The fun lies in the incidental characters. Abercrombie has had the brilliant and rather unusual idea of keeping his fantasy world and setting a completely different story in it. The First Law was dominated by existential conflict between The Union and its traditional enemies to the South and North; Best Served Cold is set in squabbling duchies in between, and the devastating although ultimately inconsequential infighting among them. It's all quite straightforwardly modeled on Renaissance Italy, including the utterly unreliable mercenaries and the utterly undeserving dukes who hire them, and it's none the worse for that. The cleverness lies in having it all link to the larger events of the earlier books but not to rely on them very much. The fun comes from the fact that many of the principal hirelings of the main cast have strayed in from more minor roles in The First Law, including degenerate mercenary Nicomo Costa (drunk, unreliable, but a cunning associate until the inevitable moment of weakness) Vitari, one of Glokta's associates in the First Law, Carlot den Eider, one of his opponents, and so on. Since they managed to survive the other books, you're kind of rooting for them to survive in this one too, which helps to keep the tension up and makes for a curiously warm feeling when, against the odds, some of them do actually make it out alive.

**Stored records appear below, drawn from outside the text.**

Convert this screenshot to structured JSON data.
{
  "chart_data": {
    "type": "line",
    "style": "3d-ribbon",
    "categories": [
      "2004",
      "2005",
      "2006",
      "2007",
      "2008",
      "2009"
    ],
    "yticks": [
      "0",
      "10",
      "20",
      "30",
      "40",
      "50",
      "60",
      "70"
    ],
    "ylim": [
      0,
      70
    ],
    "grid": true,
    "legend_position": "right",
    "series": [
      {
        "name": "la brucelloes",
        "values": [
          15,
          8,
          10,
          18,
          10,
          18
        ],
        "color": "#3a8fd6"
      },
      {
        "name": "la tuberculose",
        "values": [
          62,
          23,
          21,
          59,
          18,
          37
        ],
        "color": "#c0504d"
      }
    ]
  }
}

And there's the fun which comes from good writing. Abercrombie's got a good ear for a one liner, but unlike most writers who can toss in the sharp lines, his characters manage to retain distinct voices of their own, which makes the humour part of the character rather than part of the book's tone. The Master Poisoner Castor Morveer is beautifully done; he's a viewpoint character so we get to see the world as he sees it, but his constant self-aggrandisement is elegantly undercut at every turn. He's not a sympathetic character, exactly - or even at all - but he's somehow very human. There's a very well written stretch as Morveer realises that he has alienated yet another employer without intending to, which captures perfectly from the inside a type of person that everyone has met; the guy who just doesn't realise how annoying he is. The moment of genius comes from putting that personality into a role where he has the power of life and death over total strangers.
All in all, a book well worth waiting for. Now the wait starts for the next one.